With some climate scientists now saying we may have to resort to CO2 capture from the atmosphere (let alone coal combustion), the CCS exclusion from the CDM is unfortunate. We may yet need that technology.
Australia’s international reputation will be well served by the burial of the Carbon Capture and Sequestration concept. However, environmentalists should not relax, because there are many more fraudulent “offset” schemes in the pipeline. If an emitter can claim an “offset” which makes CO2 vanish from thin air, it will be able to claim a right to emit that much CO2. The amount of money involved will mean that salesmanship will be intense.

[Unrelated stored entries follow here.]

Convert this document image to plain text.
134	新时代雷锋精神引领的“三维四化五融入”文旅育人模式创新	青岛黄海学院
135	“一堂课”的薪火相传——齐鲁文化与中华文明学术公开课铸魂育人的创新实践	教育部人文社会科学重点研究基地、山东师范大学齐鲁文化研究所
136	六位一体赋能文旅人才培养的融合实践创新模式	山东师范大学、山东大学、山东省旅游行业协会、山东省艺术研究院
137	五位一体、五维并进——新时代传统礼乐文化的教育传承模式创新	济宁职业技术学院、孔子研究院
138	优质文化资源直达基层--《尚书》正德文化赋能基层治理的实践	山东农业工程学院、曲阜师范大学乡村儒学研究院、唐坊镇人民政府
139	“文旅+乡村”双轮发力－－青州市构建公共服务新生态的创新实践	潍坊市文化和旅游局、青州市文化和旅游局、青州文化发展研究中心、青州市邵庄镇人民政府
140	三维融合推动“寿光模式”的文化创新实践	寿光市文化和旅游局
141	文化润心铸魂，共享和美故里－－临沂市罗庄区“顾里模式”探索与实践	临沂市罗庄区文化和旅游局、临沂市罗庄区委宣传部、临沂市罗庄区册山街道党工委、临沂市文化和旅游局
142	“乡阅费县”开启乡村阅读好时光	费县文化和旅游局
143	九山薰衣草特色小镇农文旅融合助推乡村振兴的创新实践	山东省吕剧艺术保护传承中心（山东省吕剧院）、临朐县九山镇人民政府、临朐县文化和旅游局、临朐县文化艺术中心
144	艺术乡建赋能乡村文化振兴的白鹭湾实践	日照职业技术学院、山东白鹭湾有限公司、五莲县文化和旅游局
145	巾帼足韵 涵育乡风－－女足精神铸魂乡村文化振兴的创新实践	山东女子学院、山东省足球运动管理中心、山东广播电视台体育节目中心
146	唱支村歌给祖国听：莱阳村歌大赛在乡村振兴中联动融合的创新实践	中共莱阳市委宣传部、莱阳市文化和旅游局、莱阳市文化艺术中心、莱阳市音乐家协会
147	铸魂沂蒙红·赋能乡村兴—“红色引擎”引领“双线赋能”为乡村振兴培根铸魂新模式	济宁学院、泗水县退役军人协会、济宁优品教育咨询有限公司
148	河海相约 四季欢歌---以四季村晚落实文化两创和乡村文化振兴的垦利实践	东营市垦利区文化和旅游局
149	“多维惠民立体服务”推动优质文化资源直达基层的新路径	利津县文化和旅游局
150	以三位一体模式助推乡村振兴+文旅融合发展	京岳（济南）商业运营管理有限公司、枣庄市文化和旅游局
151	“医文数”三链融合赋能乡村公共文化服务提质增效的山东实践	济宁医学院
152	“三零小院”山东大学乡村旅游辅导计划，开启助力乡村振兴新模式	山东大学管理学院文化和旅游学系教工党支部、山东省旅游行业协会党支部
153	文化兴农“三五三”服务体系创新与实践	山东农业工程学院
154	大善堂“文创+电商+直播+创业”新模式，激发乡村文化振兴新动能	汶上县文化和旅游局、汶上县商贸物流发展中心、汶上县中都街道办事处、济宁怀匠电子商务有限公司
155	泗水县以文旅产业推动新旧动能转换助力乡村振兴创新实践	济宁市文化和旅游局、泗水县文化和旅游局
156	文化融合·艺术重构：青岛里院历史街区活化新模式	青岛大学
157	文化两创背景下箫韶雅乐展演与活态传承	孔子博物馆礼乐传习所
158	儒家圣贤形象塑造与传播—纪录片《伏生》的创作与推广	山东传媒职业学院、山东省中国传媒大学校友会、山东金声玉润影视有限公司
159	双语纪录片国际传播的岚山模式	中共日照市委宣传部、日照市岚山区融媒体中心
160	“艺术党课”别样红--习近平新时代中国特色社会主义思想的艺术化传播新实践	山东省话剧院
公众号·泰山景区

If a scheme is touted as a real “offset”, we should scrutinise its capacity to reliably store that much CO2 for 10,000 years, in a place where such carbon would not otherwise be stored, and where it would damage nothing in that time. I hope concerned people will become vigilant about these criteria, because those criteria themselves will certainly come under attack by those who want to cheat the environment.
Mark @2.29pm. It’s called trees, grass, algae and perhaps bio-char and iron-seeding of oceans. CCS cannot ever compete with biology in sequestering carbon. Just look at the white cliffs of Dover –effectively what ocean-seeding would create in currently dead patches of the Pacific, this stuff would be solid calcium carbonates and as stable as those white cliffs and be in deep ocean so, unlike trees, not be likely to be exploited by anyone trying to cheat.